“Malts and Meals" is a posting by "My Food Adventures”.
In partnership with the Barrie Scotch Whisky Society, “Malts and Meals” will highlight whisky and food pairings as well as recipes from local businesses.
For all of the peat lovers out there, I think you’ll like this one! This soba noodle soup was made with smoked pulled jerk pork shoulder and smoked broth from Old Second South BBQ, chard, corn, edamame and noodles. Due to the spice, smokiness and intense flavour of this soup, I knew that I needed to pair it with a full bodied dram and the Ardbeg section of my whisky cabinet was calling to me.
I ended up pairing this meal with Corryvreckan, a bottle from Ardbeg’s core range.
Corryvreckan is named after a powerful whirlpool located north of Islay, the location of the distillery. The character of this whisky is often likened to the intensity of its namesake. With notes of pepper, seaweed, barbequed meat, peat and hickory, the rich flavour of Corryvreckan was a perfect pairing with this meal.
Due to the peaty, smokey and briny character of most Ardbeg expressions, almost any of the Ardbeg core range would pair well with this dinner and Ardbeg 10, currently available at most whisky shops, would be a good substitution if you wanted to try this at home.
I’d love to hear your pairing suggestions. You can find me at https://www.instagram.com/my_food_adventures/
This whisky starts with a surprisingly complex medicinal peaty aroma. On the palate, the taste is much more tame than the smell, with flavours of lemon and vanilla and a very short finish. At the $45 price point (Ontario Canada), I would characterize this one as an affordable entry level scotch for someone just developing a taste for peat, or for someone who likes a dram on a regular basis but doesn’t want to break the bank.
Since this bottle is a bit lighter bodied than some of the Islays in my usual rotation, I wanted to pair it with some stronger flavours that would compliment the smokiness of the whisky. I decided on a charcuterie board with a few different cured meats, green and black olives, halloumi cheese and tomato, basil, bocconcini skewers. Meat and peat is always a go-to for me, especially cured meats. As an aside, I also think the McClelland’s Islay would also make a great smoky cocktail.
Have you tried this whisky? If so, I’d love to hear your pairing suggestions. You can find me at https://www.instagram.com/my_food_adventures/
Cheese is one of the safest foods to pair with scotch. Whisky and cheese share so many things in common. Both are aged and both come in many different flavor profiles. This makes for a perfect pairing. The goal is that whatever food you serve with your whisky, it should be paired so that neither the food or the whisky dominate, rather, they should complement each other.
I am looking forward to participating in an upcoming “Seven Drams from Deanston”, virtual tasting with the Barrie Scotch Whisky Society, hosted by Mike Brisebois. I decided that, to optimize this experience, I would do a bit of pre-research and create my own food pairings from one of my favourite local spots, J’Adore Fine Cheese & Chocolate, in downtown Barrie.
As a general rule of thumb, light whiskies go well with seafood and spicy meals, medium bodied whiskies go well with higher protein meals and full-bodied whiskies go well with hearty dishes containing high-fat content. However, my personal rule is, if you like it, pair it! I like bolder cheeses paired with peaty whiskies and soft cheeses like brie or goat with lighter or sweeter whiskies.

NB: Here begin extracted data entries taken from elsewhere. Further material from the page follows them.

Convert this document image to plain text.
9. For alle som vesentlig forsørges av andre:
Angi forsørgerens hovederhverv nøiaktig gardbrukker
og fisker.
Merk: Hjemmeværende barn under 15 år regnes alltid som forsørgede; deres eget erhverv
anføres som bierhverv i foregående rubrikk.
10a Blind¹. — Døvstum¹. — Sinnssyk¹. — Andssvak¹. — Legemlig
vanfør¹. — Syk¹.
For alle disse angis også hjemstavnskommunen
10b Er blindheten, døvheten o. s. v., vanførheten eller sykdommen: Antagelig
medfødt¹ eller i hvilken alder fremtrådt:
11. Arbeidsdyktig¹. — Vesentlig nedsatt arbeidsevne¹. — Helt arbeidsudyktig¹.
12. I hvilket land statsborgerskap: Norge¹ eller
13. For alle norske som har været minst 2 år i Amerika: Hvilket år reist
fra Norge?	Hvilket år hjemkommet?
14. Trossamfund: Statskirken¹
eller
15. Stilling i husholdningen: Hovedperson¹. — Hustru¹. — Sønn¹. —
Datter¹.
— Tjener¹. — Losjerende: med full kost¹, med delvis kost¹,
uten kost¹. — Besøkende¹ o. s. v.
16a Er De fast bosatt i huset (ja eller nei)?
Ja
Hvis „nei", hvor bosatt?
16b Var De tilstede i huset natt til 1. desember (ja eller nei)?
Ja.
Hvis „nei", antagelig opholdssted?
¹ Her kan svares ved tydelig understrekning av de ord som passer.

For this virtual tasting experience, I have thought of the pairings as two distinct groups based on the cask type that each whisky was finished in. The first grouping, Deanston Virgin Oak, Deanston 18 Year Old Bourbon Finish and Deanston 12 Year Old are all finished in bourbon casks. Paired with these three whiskies, I chose Lindenhoff (a 3 year-old hard cow Gouda from Holland with a crystalline texture), Mull of Kintyre (a semi-hard bold cow cheddar from Scotland), Kaamps (a Dutch goats milk Gouda) and a Smoked Trout Pate.
The second grouping, Deanston 40 Year Old, Deanston Cream Sherry, Deanston Organic Oloroso and Deanston Palo Cortado are all finished in Sherry casks. Paired with these four whiskies, I selected Avonlea(a cow cheddar from PEI), Honey Bee (a goat milk Gouda from Holland), Shropshire Blue (a English cow’s milk cheese that is a cross between a creamy Cheshire and a blue) and a few pieces of dark chocolate. With my pairing plan in place, I’m even more excited about this virtual tasting event! My hope is that other participants will also be inspired to enhance their tasting experience by creating their own pairings for this event. All of the products that I have featured here (as well as many more) are available at J’Adore Fine Cheese & Chocolate. The staff are extremely knowledgeable and able to assist you in creating your perfect pairing! Remember, you don’t have to be a whisky expert or food connoisseur to create pairings. I encourage you to experiment and you’ll soon be an expert in pairing “MEALS” with your favorite “Malt”.